Au final, cette cuvée de nouvelles têtes a transformé Marseille en une équipe plus joueuse que l’an dernier tout en gardant un gros forecheck, de l’énergie et une intensité constante. Les trois premiers trios affichent un niveau homogène et cohérent, et la profondeur offensive est plus large que jamais auparavant. Les paires défensives ont gagné en propreté technique, la relance est plus fluide, et tout ça laisse penser que Tardif n’aura pas besoin de bouleverser ses plans. Jusque là, pas d’erreur de casting et les ajustements du mercato semblent parfaitement coller à l’identité qu’il avait en tête.

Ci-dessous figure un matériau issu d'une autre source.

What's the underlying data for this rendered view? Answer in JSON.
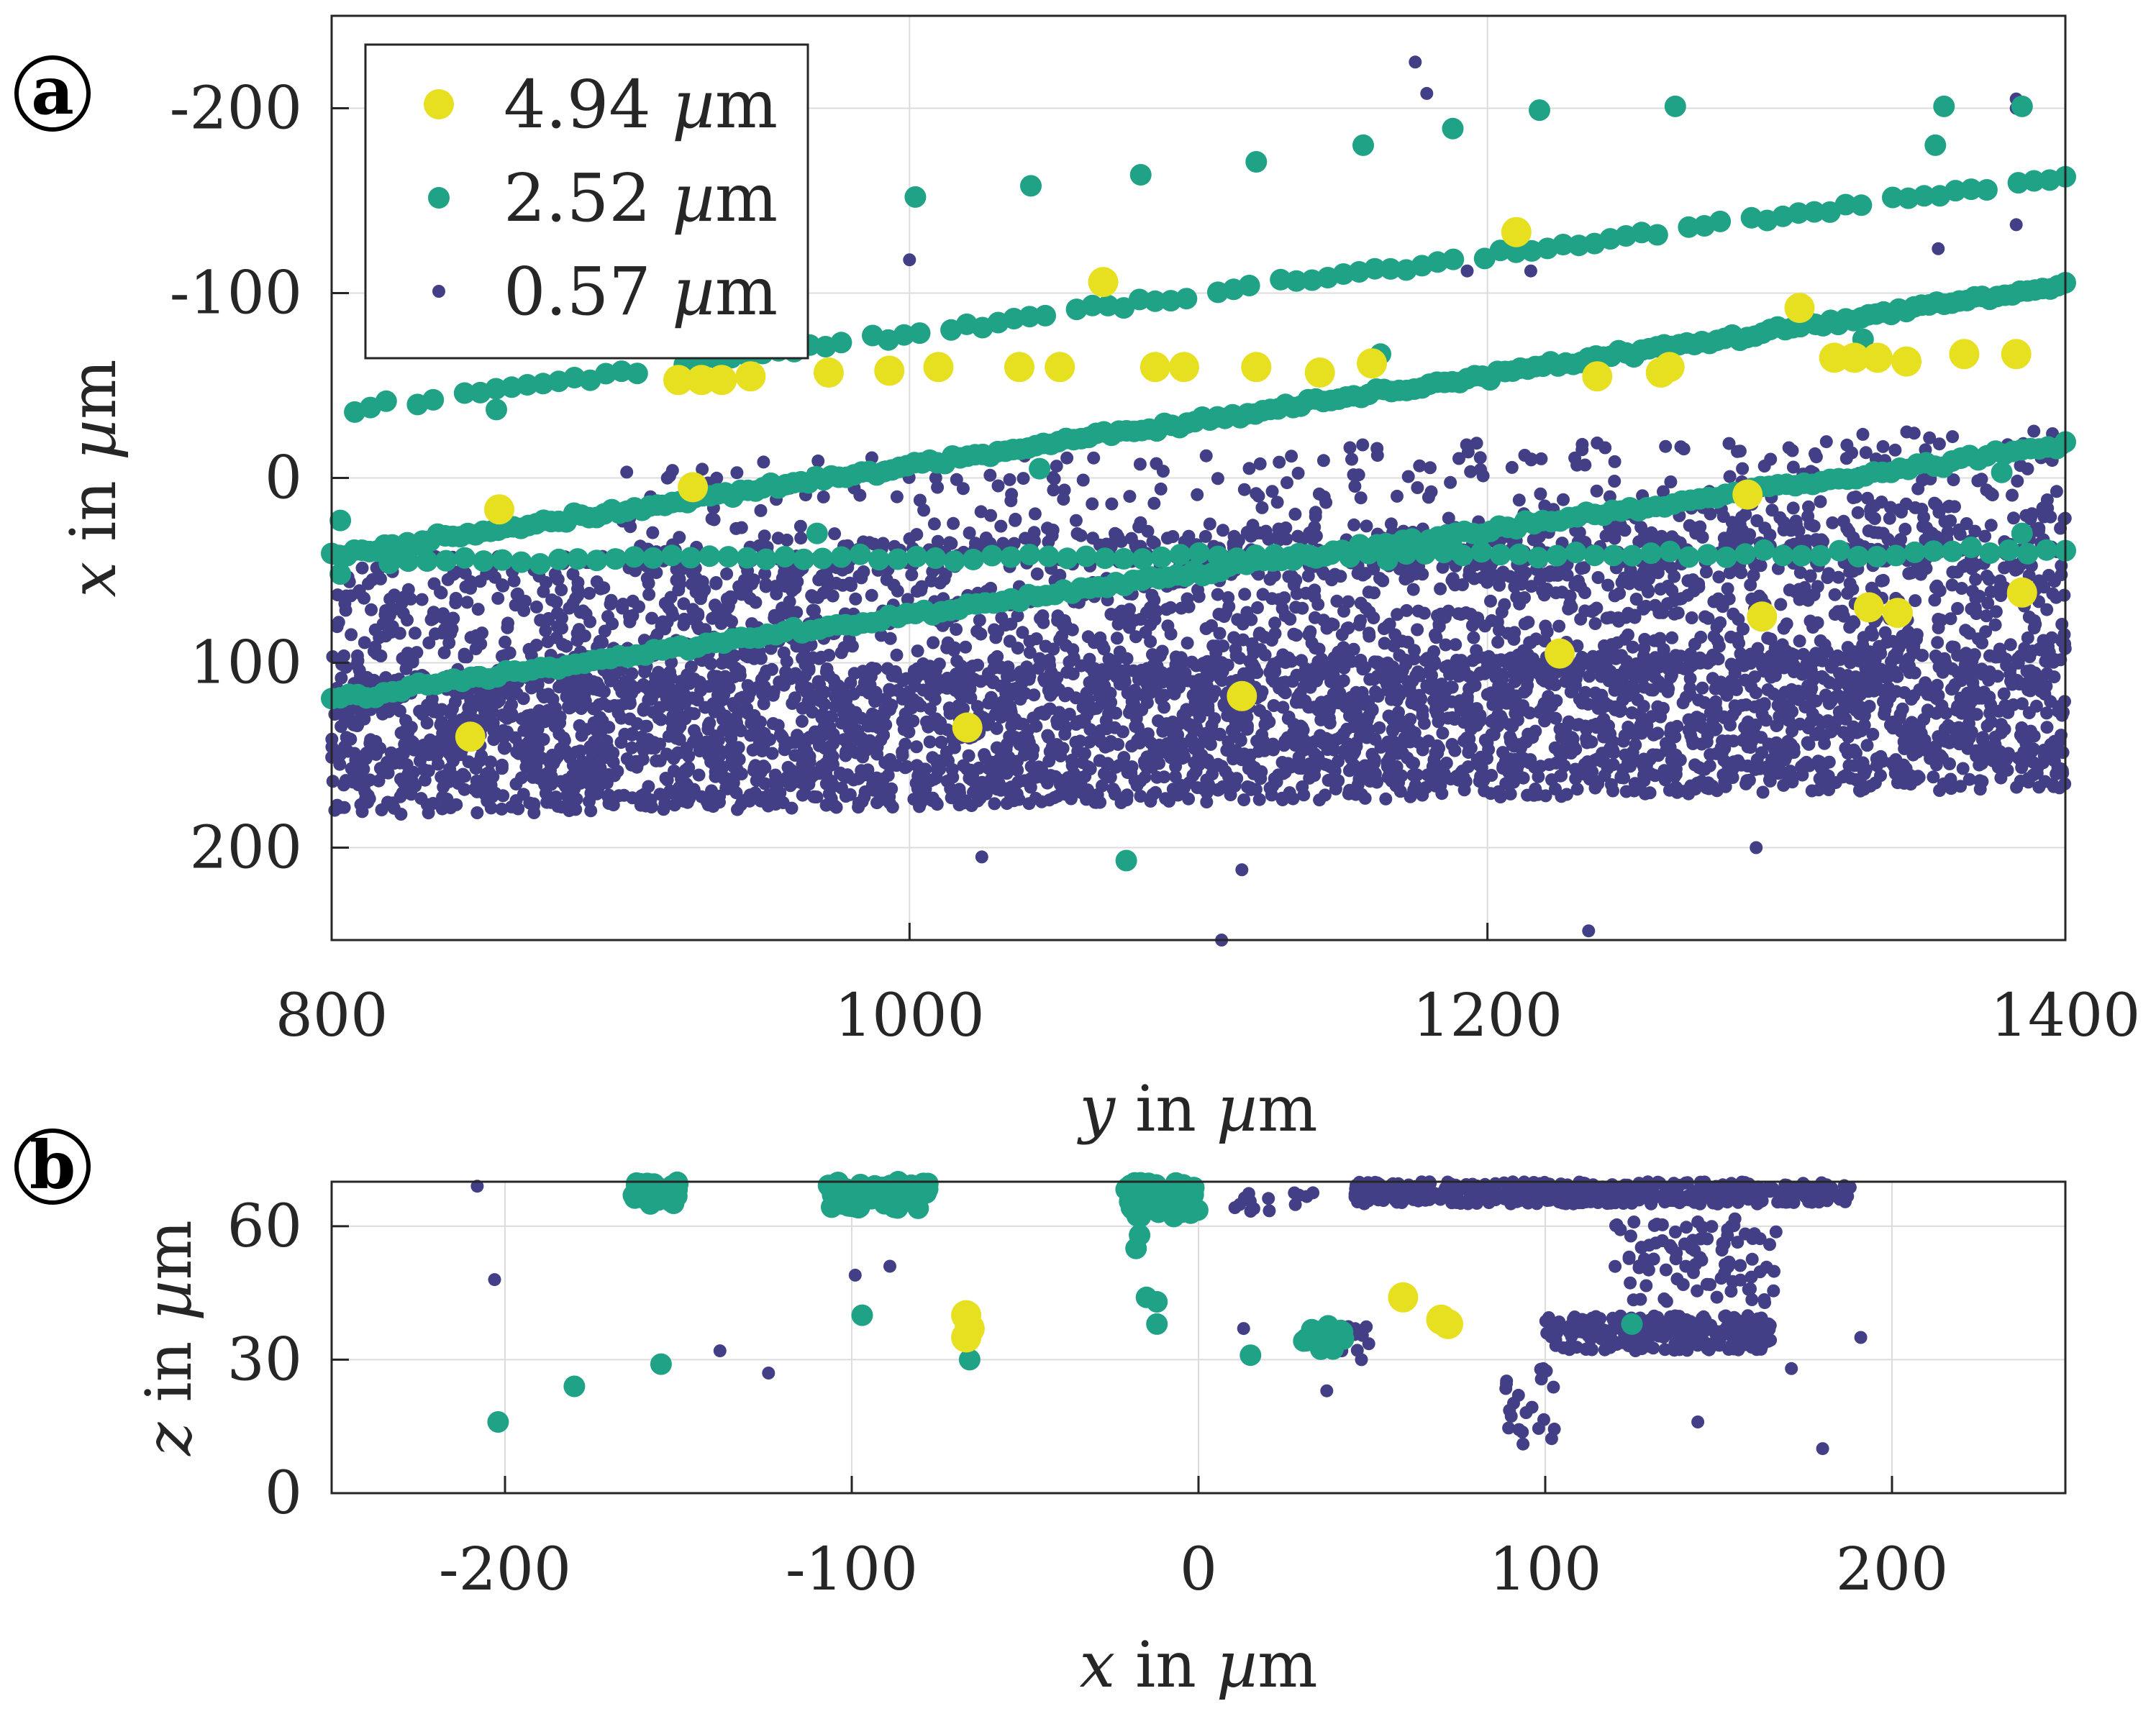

En résumé, les Spartiates arrivent dans cette nouvelle saison avec un mélange savamment dosé de stabilité et de fraîcheur. Le club a réussi à injecter du sang neuf à fort potentiel, tout en prenant quelques paris qui pourraient lui permettre de franchir un nouveau cap. Les lignes paraissent déjà équilibrées, la profondeur offensive est réelle, la défense plus technique, et l’identité de jeu reste intacte : de l’intensité, du forecheck et une bonne dose de caractère. Reste évidemment à transformer cette promesse sur la glace, semaine après semaine, mais les signaux sont au vert et le projet marseillais ne ressemble plus à une simple parenthèse dans la Magnus. D’ailleurs, notre modèle n’est pas insensible à cette montée en puissance : il projette Marseille à une solide 5e place avec 67 points au classement final. Pas mal pour une équipe qu’on disait condamnée à l’éphémère lors de son accession.